Do you play live and do you plan to use such experiment on your live shows?
I have not played live for a long time, but I would like to. Almost all the experiments would work live.

How is life in Wellington? Do you play or join any natural ambient gatherings? Do you have any favourite gathering in NZ? Any underground interesting festivals?
Wellington is great to live in, but also the windiest city in the world! I haven’t been to any festivals or gatherings for a while so don’t know.

Can you tell us a bit about NZ music scene?
For a long time it was very small. When I grew up, studio time was expensive and not many bands could get a good sound. The radio only played US and UK songs and there would be about 1 NZ song played a year.   Then computers made recording cheap, and the internet made connecting to fans easy.  On the other hand, NZ is too small for bands to make a living from record sales.

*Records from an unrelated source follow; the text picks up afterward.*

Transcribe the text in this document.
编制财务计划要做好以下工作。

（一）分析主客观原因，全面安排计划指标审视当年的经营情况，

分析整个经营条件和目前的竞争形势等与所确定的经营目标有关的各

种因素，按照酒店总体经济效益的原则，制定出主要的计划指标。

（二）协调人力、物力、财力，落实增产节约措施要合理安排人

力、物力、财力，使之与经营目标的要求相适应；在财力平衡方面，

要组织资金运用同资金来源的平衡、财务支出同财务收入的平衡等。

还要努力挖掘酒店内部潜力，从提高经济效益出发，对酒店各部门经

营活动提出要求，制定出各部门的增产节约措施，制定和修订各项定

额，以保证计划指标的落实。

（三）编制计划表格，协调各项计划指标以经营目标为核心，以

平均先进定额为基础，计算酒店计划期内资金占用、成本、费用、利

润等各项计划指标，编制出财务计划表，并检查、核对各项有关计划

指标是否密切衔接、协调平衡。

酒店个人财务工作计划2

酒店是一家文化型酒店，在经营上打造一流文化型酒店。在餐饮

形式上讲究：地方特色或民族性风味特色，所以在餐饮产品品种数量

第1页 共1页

I think overall it is better than it has ever been. Without the internet something like Lorde would not be possible. I’m sure she is inspiring other NZ singers and bands.

What can you tell us about the relation of frequencies and music? How do you feel about it?
When a sound has a consistent frequency we perceive it as a note. When two notes have frequencies that are related in a simple way, they sounds good together and sound like a musical chord. For instance the note A has 440 cycles per second, the note E has 660 cycles, or 1.5 times as many. Every 1.5 cycles they match up. All the notes of chords are related and all the chords are related to each other mathematically. I know all of this but I don’t think about it when I’m writing. I just hum a tune in my head and then play it out into the computer.

If you have to choose one of the experiments in your Cymatics video, which one would you choose? I mean, which one was your favorite as an experience?
I think the Ruben’s fire tube is the most fun. It’s visually cool, but also easy to control and consistent. Plus I built it myself.